I have been spending quite a lot of time lately looking at A simple TCP server written by the elusive and somewhat anonymous mrd. It is, as the name suggests a simple TCP server which acts as a rudimentary chat server. Any input given is output to all clients. All very straightforward. Or so I thought.
First steps
My problems began many months ago when I began building a kind of generic network server on top of this basic framework. Everything seemed to be going well until I wondered to myself how it would cope under load. So I fired up ab and set about stressing my server. Sadly the stress was too much and my server exited cleanly.
Cleanly? Yes, it seemed that my server just shut down without a murmur. I found that a little odd – I was expecting it to become unresponsive and churn away to itself, or to crash with some error about too many sockets open or the like. What I was not expecting was what appeared to all intents and purposes to be a nice normal exit as though everything was normal.
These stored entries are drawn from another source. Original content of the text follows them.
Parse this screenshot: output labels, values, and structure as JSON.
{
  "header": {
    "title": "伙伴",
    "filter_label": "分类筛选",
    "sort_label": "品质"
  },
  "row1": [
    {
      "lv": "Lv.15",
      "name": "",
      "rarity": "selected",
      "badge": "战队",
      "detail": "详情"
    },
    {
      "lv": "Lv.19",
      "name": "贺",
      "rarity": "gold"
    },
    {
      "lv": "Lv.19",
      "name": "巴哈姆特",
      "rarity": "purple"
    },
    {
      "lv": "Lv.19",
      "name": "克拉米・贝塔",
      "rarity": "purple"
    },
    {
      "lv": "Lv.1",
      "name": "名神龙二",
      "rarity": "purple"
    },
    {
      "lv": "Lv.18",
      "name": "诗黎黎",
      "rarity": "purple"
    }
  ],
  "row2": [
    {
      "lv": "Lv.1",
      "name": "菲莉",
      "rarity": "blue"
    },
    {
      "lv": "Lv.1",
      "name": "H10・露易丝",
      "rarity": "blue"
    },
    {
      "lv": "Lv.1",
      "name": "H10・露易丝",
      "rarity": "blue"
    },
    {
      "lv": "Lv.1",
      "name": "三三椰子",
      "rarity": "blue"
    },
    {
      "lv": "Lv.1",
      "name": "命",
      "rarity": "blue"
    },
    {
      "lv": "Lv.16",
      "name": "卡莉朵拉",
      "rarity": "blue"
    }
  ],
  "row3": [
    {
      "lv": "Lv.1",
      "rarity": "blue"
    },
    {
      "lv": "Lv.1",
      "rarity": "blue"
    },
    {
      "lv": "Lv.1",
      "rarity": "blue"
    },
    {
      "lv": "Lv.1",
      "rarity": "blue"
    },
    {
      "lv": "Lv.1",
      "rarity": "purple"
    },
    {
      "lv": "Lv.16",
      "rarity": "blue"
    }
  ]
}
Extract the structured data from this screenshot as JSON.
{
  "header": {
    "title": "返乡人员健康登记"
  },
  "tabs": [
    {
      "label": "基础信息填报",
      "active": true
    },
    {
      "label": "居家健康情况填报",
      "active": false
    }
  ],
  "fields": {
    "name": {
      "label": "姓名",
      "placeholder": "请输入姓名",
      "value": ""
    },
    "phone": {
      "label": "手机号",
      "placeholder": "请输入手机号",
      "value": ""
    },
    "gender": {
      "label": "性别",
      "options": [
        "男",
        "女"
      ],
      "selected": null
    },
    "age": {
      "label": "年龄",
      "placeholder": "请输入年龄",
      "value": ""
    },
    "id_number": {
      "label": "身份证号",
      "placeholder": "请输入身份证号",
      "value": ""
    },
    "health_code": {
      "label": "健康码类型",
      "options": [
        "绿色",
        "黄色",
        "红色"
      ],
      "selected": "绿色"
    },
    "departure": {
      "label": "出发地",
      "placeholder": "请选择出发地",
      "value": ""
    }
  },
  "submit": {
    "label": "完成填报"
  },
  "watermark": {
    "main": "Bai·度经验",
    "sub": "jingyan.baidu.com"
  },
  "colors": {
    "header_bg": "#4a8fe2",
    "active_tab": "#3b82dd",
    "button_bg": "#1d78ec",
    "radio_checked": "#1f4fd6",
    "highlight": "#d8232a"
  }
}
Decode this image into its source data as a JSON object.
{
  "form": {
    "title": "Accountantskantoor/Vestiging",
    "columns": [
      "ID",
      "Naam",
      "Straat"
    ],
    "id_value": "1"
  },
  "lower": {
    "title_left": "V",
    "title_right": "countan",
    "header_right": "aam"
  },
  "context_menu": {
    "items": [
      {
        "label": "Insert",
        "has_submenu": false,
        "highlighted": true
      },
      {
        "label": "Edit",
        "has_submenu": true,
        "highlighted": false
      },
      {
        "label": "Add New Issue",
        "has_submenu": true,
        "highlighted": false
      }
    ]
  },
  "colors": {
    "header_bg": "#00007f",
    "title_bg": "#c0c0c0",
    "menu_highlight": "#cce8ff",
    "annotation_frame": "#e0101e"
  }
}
Much head-scratching, hand-wringing, nail-biting and teeth-gnashing later, I was a bit of a wreck but my server would still merrily shutdown under load. Clearly this was a time to go back to first principles. Unfortunately it wasn’t so clear to me at the time, so I continued ever onwards, changing bits and pieces here and there to try and tease the answer out of the rather convoluted server that was evolving before my very eyes. Unsurprisingly, the answer was not forthcoming.
Time to get serious
Fast-forward a few months and I had another go. More fool me. Once again after a few days work when I performed the stress test, the graceful shutdown again occurred. This time I stopped myself from beginning to create large convoluted forking mechanisms and instead decided to try testing the original building block itself.
Lo and behold – the same behaviour was present in the original. Now we were (finally) getting somewhere. Even better, the shutdowns weren’t my fault – they must be either present in the basic server or else are some artefact of the interaction with the operating system.
Time constraints got in the way however, and I didn’t get a chance to look at what exactly was the problem. And so the issue sat in the back of my mind waiting for the opportunity to taunt me once more. And that time came a few days ago.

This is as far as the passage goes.